Over March and April this year, Sara and her team deftly pivoted the annual Wandsworth Arts Fringe (WAF) to a completely online festival (WAF in your living room) with an extensive and eclectic programme of 132 events from 250 artists. 30,030 people engaged with WAF’s live streamed events over 2 weeks in May 2020. Inclusivity and inclusion were at the heart of the initiative, with the arts service hiring a technician with the relevant software and hardware to support any local group wanting to bring their project online. This meant that local organisations could reduce running costs at the same time as learning new skills. Residents with limited digital access were not forgotten: free creative activity packs by Bounce Theatre and Ubuntu Museum were distributed to 2,100 local families in Roehampton, Earlsfield, Battersea and Nine Elms via foodbanks. WAF in your living room was highlighted as an example of innovative practice by the London Mayor of Culture team and the new local government network; it was also one of five on-line festivals to receive a new special award in recognition of its achievements over Covid-19, as well as being featured on BBC Radio London and various online theatre magazines. Most importantly, it gave Wandsworth’s creative community an opportunity to continue to come together and support each other.

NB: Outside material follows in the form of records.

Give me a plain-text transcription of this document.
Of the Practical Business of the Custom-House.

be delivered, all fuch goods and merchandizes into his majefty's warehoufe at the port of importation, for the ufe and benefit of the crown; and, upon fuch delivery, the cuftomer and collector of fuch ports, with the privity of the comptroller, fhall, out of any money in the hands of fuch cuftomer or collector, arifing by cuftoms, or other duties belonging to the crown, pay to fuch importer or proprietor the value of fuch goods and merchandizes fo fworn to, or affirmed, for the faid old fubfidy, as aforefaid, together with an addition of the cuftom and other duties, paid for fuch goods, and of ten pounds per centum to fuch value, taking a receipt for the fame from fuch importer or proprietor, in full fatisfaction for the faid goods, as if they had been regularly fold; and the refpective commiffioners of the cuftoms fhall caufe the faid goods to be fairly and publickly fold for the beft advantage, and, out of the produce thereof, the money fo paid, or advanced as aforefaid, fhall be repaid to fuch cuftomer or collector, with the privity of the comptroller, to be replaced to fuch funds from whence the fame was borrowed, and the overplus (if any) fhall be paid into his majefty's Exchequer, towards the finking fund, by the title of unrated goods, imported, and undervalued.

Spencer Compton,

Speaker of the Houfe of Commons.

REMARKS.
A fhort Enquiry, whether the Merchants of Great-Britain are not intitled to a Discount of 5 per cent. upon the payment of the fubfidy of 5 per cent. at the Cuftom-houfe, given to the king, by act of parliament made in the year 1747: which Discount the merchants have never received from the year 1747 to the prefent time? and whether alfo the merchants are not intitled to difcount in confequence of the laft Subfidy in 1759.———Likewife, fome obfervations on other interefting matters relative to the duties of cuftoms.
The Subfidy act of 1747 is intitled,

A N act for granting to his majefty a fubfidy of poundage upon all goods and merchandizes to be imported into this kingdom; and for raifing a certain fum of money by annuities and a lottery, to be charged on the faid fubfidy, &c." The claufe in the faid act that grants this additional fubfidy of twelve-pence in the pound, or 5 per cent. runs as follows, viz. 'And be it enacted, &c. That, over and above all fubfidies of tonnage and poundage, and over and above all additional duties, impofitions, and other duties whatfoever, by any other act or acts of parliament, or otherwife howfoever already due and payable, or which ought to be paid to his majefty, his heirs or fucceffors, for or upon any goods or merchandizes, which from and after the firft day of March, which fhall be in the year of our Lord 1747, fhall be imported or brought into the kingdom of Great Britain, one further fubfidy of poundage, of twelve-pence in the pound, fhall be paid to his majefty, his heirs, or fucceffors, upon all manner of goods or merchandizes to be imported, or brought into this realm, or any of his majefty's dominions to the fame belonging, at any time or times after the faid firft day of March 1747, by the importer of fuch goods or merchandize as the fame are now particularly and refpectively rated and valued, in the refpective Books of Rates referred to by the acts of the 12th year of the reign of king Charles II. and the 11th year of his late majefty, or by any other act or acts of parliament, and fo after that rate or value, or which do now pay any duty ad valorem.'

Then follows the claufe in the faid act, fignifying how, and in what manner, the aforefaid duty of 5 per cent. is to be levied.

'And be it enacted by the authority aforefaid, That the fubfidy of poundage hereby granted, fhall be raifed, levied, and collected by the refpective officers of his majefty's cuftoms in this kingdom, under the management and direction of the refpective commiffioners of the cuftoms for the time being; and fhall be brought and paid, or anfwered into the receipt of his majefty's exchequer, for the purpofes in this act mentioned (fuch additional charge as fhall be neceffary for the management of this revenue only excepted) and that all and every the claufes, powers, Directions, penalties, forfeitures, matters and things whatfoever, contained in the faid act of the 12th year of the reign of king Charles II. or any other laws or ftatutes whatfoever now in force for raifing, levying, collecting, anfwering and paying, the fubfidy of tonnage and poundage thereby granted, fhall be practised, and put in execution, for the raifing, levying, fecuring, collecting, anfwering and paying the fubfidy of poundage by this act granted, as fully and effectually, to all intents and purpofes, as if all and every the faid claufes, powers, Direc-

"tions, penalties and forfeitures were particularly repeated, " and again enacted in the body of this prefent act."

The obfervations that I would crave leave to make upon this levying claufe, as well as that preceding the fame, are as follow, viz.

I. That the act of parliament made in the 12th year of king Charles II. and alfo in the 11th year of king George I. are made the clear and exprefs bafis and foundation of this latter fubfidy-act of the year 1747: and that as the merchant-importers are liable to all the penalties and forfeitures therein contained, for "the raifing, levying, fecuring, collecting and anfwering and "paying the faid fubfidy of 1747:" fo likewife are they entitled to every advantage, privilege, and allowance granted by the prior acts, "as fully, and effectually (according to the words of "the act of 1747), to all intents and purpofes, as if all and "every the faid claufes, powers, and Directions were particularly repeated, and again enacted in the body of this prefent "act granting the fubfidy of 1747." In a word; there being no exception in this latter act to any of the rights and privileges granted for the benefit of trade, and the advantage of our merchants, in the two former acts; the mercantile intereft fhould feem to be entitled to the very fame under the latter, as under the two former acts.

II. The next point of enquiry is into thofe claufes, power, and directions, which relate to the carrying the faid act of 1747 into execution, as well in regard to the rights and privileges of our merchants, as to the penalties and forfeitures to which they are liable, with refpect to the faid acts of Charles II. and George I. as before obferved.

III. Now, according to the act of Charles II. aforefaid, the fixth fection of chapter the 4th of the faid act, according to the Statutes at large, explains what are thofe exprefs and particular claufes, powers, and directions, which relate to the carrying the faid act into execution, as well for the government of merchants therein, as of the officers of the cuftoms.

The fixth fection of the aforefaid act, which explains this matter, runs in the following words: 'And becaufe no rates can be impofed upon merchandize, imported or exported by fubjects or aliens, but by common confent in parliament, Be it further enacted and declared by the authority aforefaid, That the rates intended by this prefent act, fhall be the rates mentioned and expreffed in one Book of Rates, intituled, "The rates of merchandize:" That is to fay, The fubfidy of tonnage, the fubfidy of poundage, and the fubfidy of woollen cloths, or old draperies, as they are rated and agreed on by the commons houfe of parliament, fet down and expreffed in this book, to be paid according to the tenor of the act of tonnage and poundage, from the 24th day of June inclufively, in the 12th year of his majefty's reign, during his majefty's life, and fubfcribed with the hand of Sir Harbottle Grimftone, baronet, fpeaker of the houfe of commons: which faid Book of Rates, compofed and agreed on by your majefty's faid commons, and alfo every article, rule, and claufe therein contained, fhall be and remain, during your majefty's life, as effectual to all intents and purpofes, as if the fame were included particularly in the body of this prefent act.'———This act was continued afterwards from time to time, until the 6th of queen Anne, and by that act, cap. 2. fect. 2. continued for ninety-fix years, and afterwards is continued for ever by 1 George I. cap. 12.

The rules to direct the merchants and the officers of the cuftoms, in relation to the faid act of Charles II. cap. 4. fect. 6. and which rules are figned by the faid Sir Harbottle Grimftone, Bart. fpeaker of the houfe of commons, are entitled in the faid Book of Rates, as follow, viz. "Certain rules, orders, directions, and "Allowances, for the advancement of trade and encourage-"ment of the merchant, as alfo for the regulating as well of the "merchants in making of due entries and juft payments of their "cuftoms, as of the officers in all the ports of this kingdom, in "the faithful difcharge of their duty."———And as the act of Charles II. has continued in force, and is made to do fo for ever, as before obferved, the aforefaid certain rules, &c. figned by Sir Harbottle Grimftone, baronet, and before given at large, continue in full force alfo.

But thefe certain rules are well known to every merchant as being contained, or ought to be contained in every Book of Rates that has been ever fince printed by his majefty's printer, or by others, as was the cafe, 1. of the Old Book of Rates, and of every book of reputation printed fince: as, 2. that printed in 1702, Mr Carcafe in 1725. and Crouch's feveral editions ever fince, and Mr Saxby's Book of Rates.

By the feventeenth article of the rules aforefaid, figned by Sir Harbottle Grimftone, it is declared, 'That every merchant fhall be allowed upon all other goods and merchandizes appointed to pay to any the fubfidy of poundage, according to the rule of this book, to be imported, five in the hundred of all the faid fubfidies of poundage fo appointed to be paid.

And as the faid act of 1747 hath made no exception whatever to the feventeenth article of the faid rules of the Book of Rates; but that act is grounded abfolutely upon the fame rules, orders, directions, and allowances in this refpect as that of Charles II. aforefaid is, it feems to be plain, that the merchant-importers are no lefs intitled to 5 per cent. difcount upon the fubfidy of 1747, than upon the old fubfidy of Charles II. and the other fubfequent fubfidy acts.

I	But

Sara and her team were also instrumental in facilitating the fantastic collaborative effort that went into delivering this year’s ‘Create & Learn Playkits. The Playkits project addressed the digital divide facing families with little or no access to digital and physical resources during lockdown. So far, in phase one and two, 3500 have been distributed to families identified as being in digital poverty, and a further phase was planned for over Christmas.

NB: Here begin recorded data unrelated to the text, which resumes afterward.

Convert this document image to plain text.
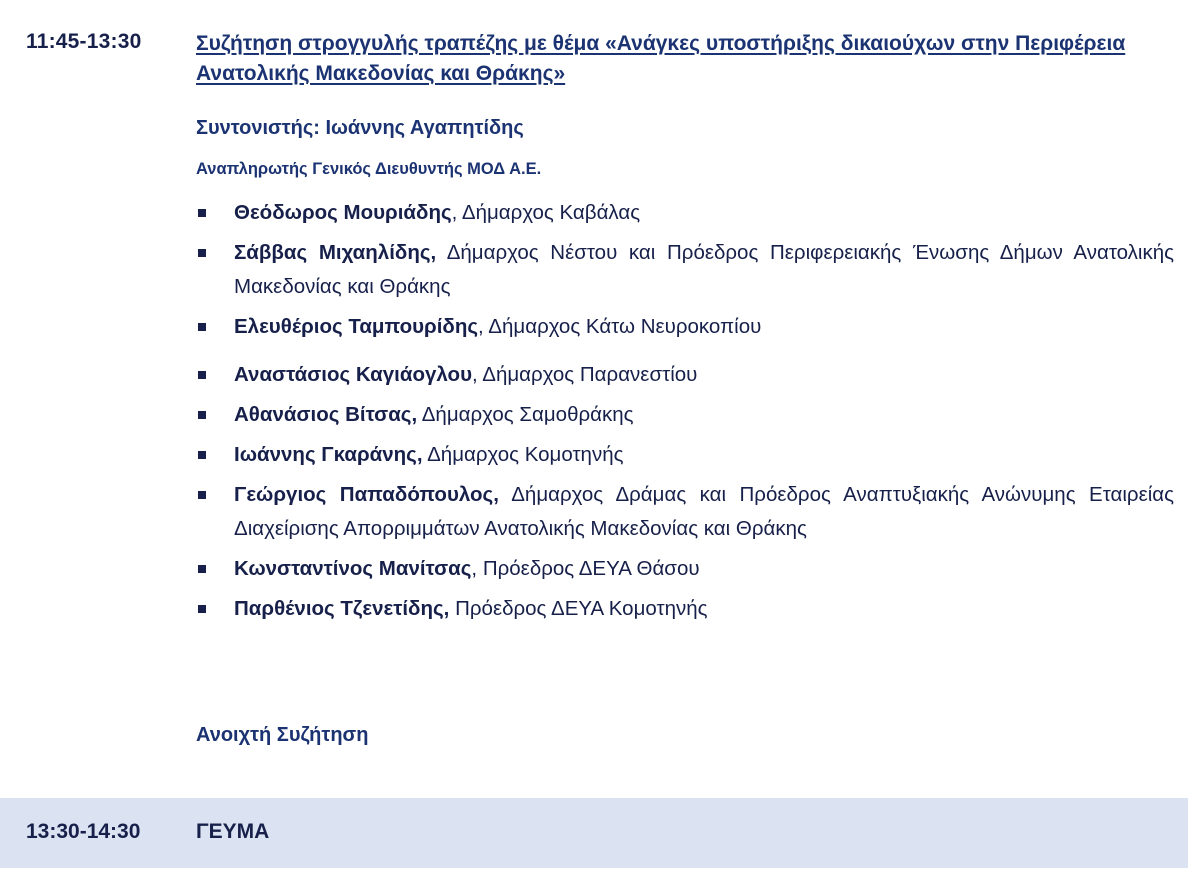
11:45-13:30	Συζήτηση στρογγυλής τραπέζης με θέμα «Ανάγκες υποστήριξης δικαιούχων στην Περιφέρεια Ανατολικής Μακεδονίας και Θράκης»
Συντονιστής: Ιωάννης Αγαπητίδης
Αναπληρωτής Γενικός Διευθυντής ΜΟΔ Α.Ε.
Θεόδωρος Μουριάδης, Δήμαρχος Καβάλας
Σάββας Μιχαηλίδης, Δήμαρχος Νέστου και Πρόεδρος Περιφερειακής Ένωσης Δήμων Ανατολικής Μακεδονίας και Θράκης
Ελευθέριος Ταμπουρίδης, Δήμαρχος Κάτω Νευροκοπίου
Αναστάσιος Καγιάογλου, Δήμαρχος Παρανεστίου
Αθανάσιος Βίτσας, Δήμαρχος Σαμοθράκης
Ιωάννης Γκαράνης, Δήμαρχος Κομοτηνής
Γεώργιος Παπαδόπουλος, Δήμαρχος Δράμας και Πρόεδρος Αναπτυξιακής Ανώνυμης Εταιρείας Διαχείρισης Απορριμμάτων Ανατολικής Μακεδονίας και Θράκης
Κωνσταντίνος Μανίτσας, Πρόεδρος ΔΕΥΑ Θάσου
Παρθένιος Τζενετίδης, Πρόεδρος ΔΕΥΑ Κομοτηνής
Ανοιχτή Συζήτηση
13:30-14:30	ΓΕΥΜΑ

In addition, Sara and her team worked closely with local businesses on the Wandsworth Art & High Street Reopening, which will see copies of residents artwork installed in the public realm across nine of Wandsworth’s high streets.
Sara works with a clarity of purpose to inspire her team to be ambitious, to bring high quality artists and experiences to the borough, and to create ingenious ways to connect creatively on slender resources. Sara has made the arts more visible on Wandworth’s high streets and flown the flag for arts in schools by bringing in crucial partnerships and funding.
Sara has overseen and carried out exciting, pragmatic, practical and strategic work, with diverse partnerships, offering practical solutions to overcome digital poverty. Facilitating offline support for vulnerable groups during Covid shows a commitment to real diversity and community.
"The sheer breadth and depth of Sara’s work is breathtaking. From developing strategic partnerships with education, to unlocking investment through match funding, Sara has worked tirelessly to champion arts and culture in Wandsworth.